Una half-gawked at just how observant her tutor was, or had she been that obvious? Was her grief that clear for all to see?
“I, sorry. It’s just all a lot. I think you’re right about it being reckless for someone like me to become a pilot…”
“Ah, so that’s it, huh? Those three from the escort ship, you knew ‘em, did ya?” Scarlet said back, hair wild hair swishing as she turned her head to look at the shorter girl’s face.
“They were classmates of mine, ya… I just... I don’t know, the fact I was on this ship when they died, and I didn’t even know it had happened. They were so much better than me, and now… They’re just gone.”
“Makes sense. ‘First time someone died within reach of me, and I didn’t even know it had happened, hit me like a truck too. Almost doesn’t feel real, when you don’t see it with your own eyes, have no body to mourn over, just someone telling you that a person you knew is gone now,” Scarlet said with a frown.
Una was shocked, Scarlet had just summed up her inner thinkling with apparent ease, “Even you, Miss Scarlet?!”
“What do ya mean even me!
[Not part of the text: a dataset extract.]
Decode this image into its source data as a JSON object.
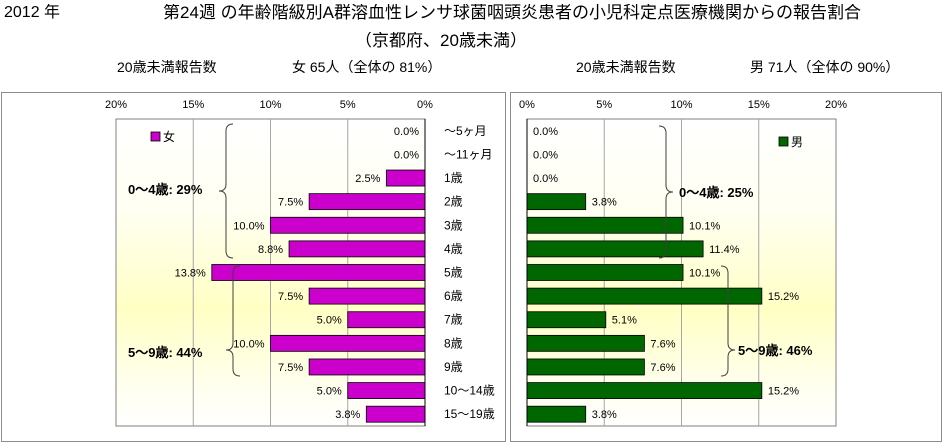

I was a rookie once too ya know. And besides that, I wasn’t always a washed-up old hag bullying junior pilot. I’ve had my share of command roles, and they all ended in–. Tch, the point is I get loss, alright? But that’s part of the game. It's hard right now, and it’ll be hard next time and the time after - But you get back up and keep going. Otherwise, how would you face them? Could you look your classmates in the eye if you meet them again after dying a worthless death out of grief? Well?!”
Una swallowed hard. Scarlet leaned forward right into the girl’s face until they were nearly touching one another, “Well, Rookie, could you?”
“N-no, no I’m not sure I could,” Una finally relented.
Scarlet leaned back and grinned a broad, toothy grin, “Good! Then let's crush that grief by making you a half-decent pilot, maybe even make a soldier outta ya in the process! Buckle up girly, this is where we really get started!”